He threw his head back and laughed. The sound was loud in the silence and seemed to make the snow crackle. He caught me with one hand on my coat.
“No you won’t,” he tossed me over his shoulder and we began moving out of the woods.
I was less than happy about being fireman carried out of the snowy woods. It was embarrassing enough to be the reason we turned back. This was just adding injury to insult. I watched his footprints as we moved.
“Wait!” I cried, hitting him gently on the back.
“What?” He asked.
“The women, how is he getting them in? We aren’t finding any clothing out here. No shoes with the bodies, but freezing didn’t start in the limbs until after they were dead. So how did he get them out here?” I asked.
“You thought of that because he was carrying you?” Special Agent Arons tried to look at me. I righted myself, towering over Lucas as I did. His hands adjusted to hold me better.
“Well think about it,” I looked at Xavier. “If he is carrying them out here then hoisting them up using that wrapped around the tree branch method, that’s tiring. Lucas could do it to me all day long and never think twice about it, but most men are not Lucas and a woman being carried nude into the woods is going to be fighting.”
“She has a point,” Xavier walked over to me. “You think he carried them?”
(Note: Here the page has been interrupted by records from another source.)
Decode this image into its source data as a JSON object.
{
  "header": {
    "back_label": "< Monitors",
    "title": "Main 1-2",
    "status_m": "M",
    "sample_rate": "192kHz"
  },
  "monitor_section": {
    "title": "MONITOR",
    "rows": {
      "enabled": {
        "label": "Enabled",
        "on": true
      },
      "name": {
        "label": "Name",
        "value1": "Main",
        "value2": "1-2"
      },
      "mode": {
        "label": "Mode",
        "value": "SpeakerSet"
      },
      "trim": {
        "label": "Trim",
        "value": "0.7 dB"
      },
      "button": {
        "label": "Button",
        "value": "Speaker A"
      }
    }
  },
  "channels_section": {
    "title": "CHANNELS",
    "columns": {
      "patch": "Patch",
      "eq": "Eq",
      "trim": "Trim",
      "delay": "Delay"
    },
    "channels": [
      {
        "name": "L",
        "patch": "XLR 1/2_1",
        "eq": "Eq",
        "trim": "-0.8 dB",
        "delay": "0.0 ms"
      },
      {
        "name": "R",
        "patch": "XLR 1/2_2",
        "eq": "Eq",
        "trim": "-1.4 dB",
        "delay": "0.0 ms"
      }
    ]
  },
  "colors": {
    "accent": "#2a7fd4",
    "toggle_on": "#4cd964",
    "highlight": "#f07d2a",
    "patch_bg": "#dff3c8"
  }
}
“No, I think he made them walk out here and then stripped them down. He has to secure them while he either scurries up the tree to wrap the rope around the branch or he is doing something different than our original thought and is dropping them back,” I paused. “I think I just confused myself.”
“You got that because he was carrying you?” Special Agent Arons asked.
“I have weird thought processes,” I told him.
“He’s tied their feet and hands,” Xavier said.
“So? If it was me, I’d be trying to crawl away. I know what comes next in the horror story and I imagine they do too. Yet, I didn’t see any marks where our victim had tried to crawl away. Sure there were tons of footprints, but no knee prints, no rope marks, nothing to indicate that our victim tried to escape. Why not?”
“Too scared?” Lucas asked.
“Maybe,” I admitted. “But, I’m not so sure. I mean, you know there is a guy skinning women alive in your area. You’ve been brought to the woods and tied up. The dots get connected. Is anyone too terrified to try to escape at that point?”
“Hog tied?” Xavier suggested.
“I can wiggle while hog tied, probably better than with just my hands and feet bound,” I told him.
“You know that how?” Special Agent Arons asked.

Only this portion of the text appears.